People in detention with severe mental ill health should not be in detention in the first place, making segregation of such individuals doubly wrong.
“A Secret Punishment” findings include ;
* Suffering from a mental illness should preclude the use of segregation yet people in detention are sometimes segregated because of mental illness.
* Segregation is often used, unlawfully, as a punishment. This is particularly disturbing as detention is not subject to automatic judicial oversight and detainees don’t have access to an adjudication process.
* Segregation is often used to prevent self-harming despite indications it makes matters worse.
* Segregation in immigration detention Involves locking a detained person, who is not accused of any crime, in a solitary cell for up to 23 hours a day.
* Although segregation is recognised as the most severe, limiting and dangerous restriction, there is no independent oversight and minimal monitoring of the extent and conditions of its use.
Death in segregation
The inquest into the death of Prince Fosu at Harmondsworth IRC in March 2020 revealed that Prince was a severely mentally ill man who died in segregation 6 days after he was taken to detention, having received no medical attention whatsoever. He died on the concrete floor of the ‘strip cell’ in segregation with no mattress, having had little if any food, fluid or sleep. He was naked, emaciated, and covered in debris.
The scale of the collapse of all ‘safeguards’ cannot be overstated. The Independent Monitoring Board acknowledge that Prince Fosu died “in plain sight”. During the inquest many were unable to explain why they acted as they did; others gave explanations that were difficult to fathom. Three doctors working for Harmondsworth were reported to the General Medical Council for review. One of the doctors said they did not regard detainees in segregation as patients and that they were only there to ‘fulfil a Home Office legal obligation’. It seemed they stopped acting like doctors when they stepped into Harmondsworth IRC.
Prince was monitored in segregation by four GPs, two nurses, two Home Office contract monitors, three members of the Independent Monitoring Board and a number of detention custody officers – all of whom seemingly failed to apply their humanity.
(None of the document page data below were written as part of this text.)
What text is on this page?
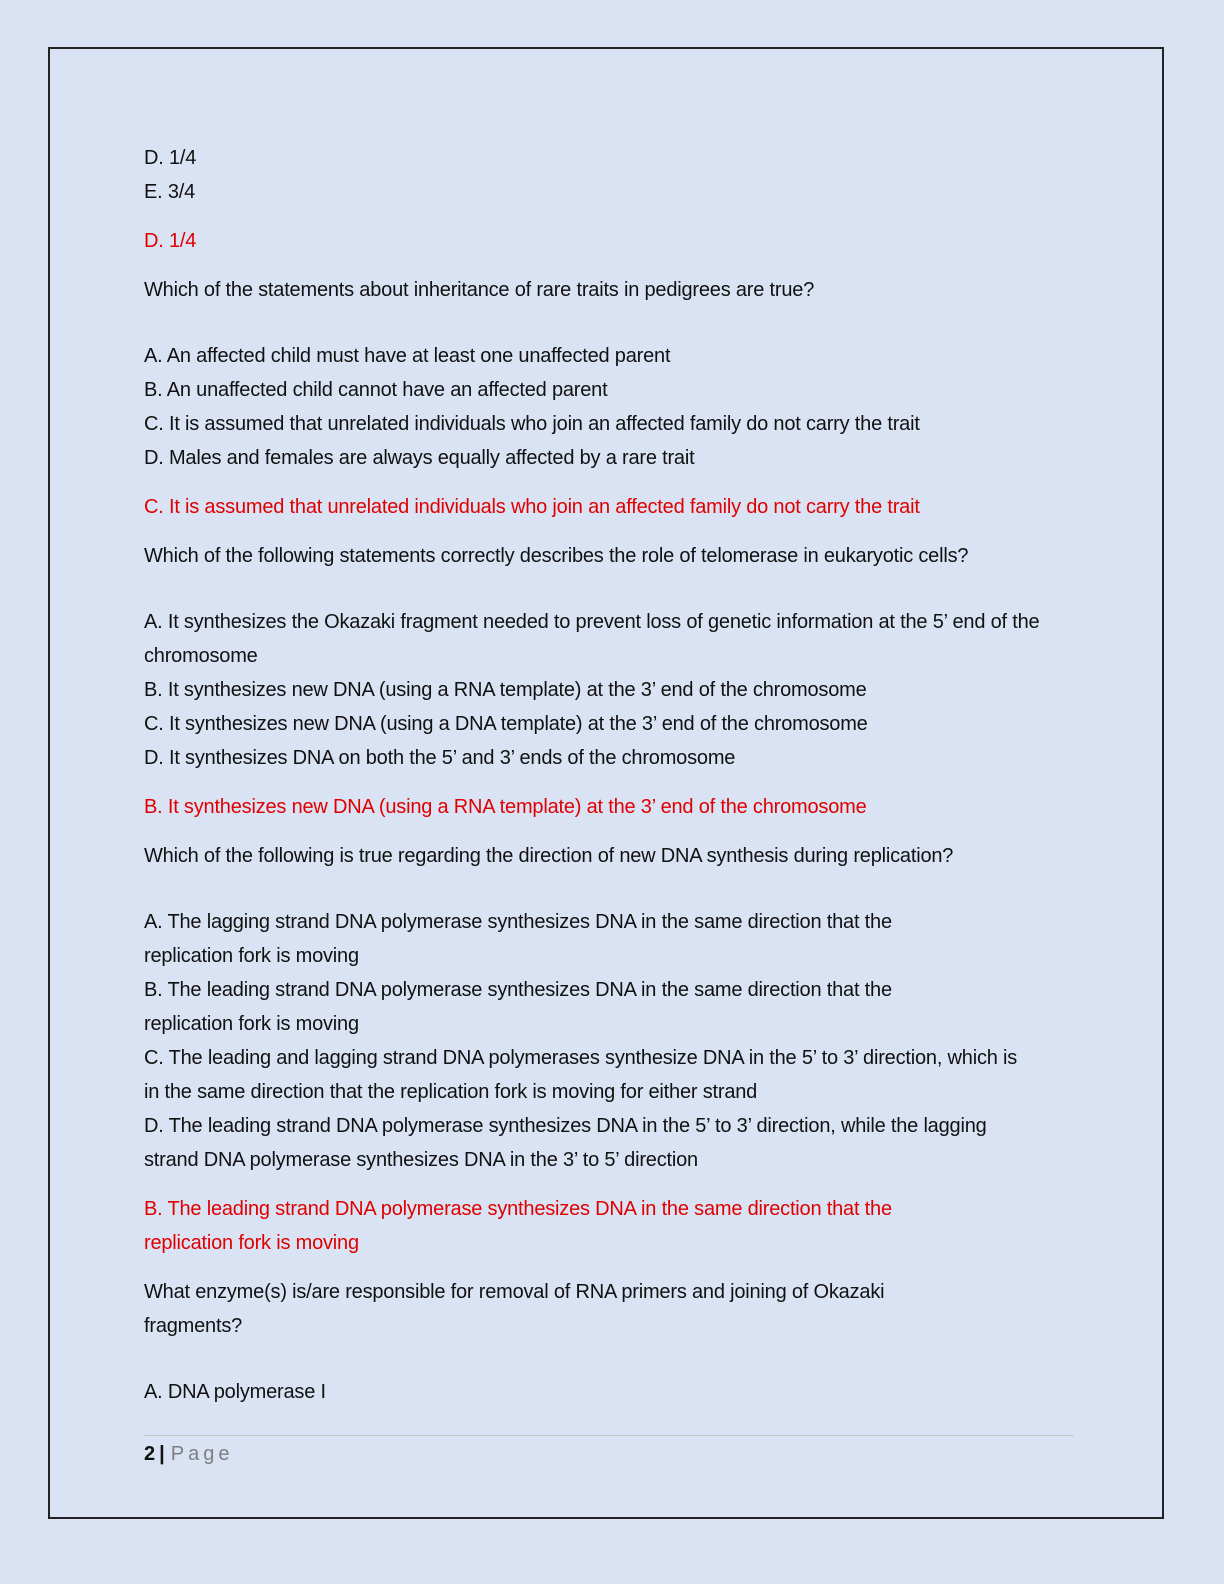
D. 1/4

E. 3/4

D. 1/4

Which of the statements about inheritance of rare traits in pedigrees are true?

A. An affected child must have at least one unaffected parent

B. An unaffected child cannot have an affected parent

C. It is assumed that unrelated individuals who join an affected family do not carry the trait

D. Males and females are always equally affected by a rare trait

C. It is assumed that unrelated individuals who join an affected family do not carry the trait

Which of the following statements correctly describes the role of telomerase in eukaryotic cells?

A. It synthesizes the Okazaki fragment needed to prevent loss of genetic information at the 5’ end of the chromosome

B. It synthesizes new DNA (using a RNA template) at the 3’ end of the chromosome

C. It synthesizes new DNA (using a DNA template) at the 3’ end of the chromosome

D. It synthesizes DNA on both the 5’ and 3’ ends of the chromosome

B. It synthesizes new DNA (using a RNA template) at the 3’ end of the chromosome

Which of the following is true regarding the direction of new DNA synthesis during replication?

A. The lagging strand DNA polymerase synthesizes DNA in the same direction that the replication fork is moving

B. The leading strand DNA polymerase synthesizes DNA in the same direction that the replication fork is moving

C. The leading and lagging strand DNA polymerases synthesize DNA in the 5’ to 3’ direction, which is in the same direction that the replication fork is moving for either strand

D. The leading strand DNA polymerase synthesizes DNA in the 5’ to 3’ direction, while the lagging strand DNA polymerase synthesizes DNA in the 3’ to 5’ direction

B. The leading strand DNA polymerase synthesizes DNA in the same direction that the replication fork is moving

What enzyme(s) is/are responsible for removal of RNA primers and joining of Okazaki fragments?

A. DNA polymerase I

2 | Page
Solitary confinement in prison of immigration detainees
Over the course of the Covid-19 pandemic we witnessed one of the most disturbing evolutions in the use of detention – the regular use of ‘solitary confinement’ and prolonged cell confinement for people detained under immigration powers in prisons.
Since March 2020 many people have been locked in their cells for anything between 22 and 24 hours a day. Behind locked doors, hidden from the public eye many have suffered immense and possibly irreversible harm as a result and they recount living in a state of endless despair:
‘The days and nights blur together during confinement. I can barely sleep at night but when I do I experience nightmares. I’m afraid of sleep because I’ll go back into the nightmare but being awake is also horrible.’
The Government defends its position as a necessary response to COVID-19 but the United Nations Standard Minimum Rules for the Treatment of Prisoners (The Mandela Rules) could not be clearer. Prolonged, indefinite solitary confinement is a form of torture which is prohibited.
Medical Justice and Bail for Immigration Detainees published ‘”Every day is like torture” : Solitary confinement & Immigration detention’ in July 2021. Read the report here.
Case-study:
Charles (not his real name), who already had a high-risk mental health condition, experienced a sharp deterioration whilst in solitary confinement. He experienced a high degree of stress with new suicidal thoughts and plans. Solitary confinement is likely to have caused this deterioration and precipitated particular symptoms. He had initially been put into a single cell following government shielding advice. However, this isolation was prolonged beyond the advised 12 weeks of shielding; he was in fact kept in solitary confinement until his release, nearly a year later.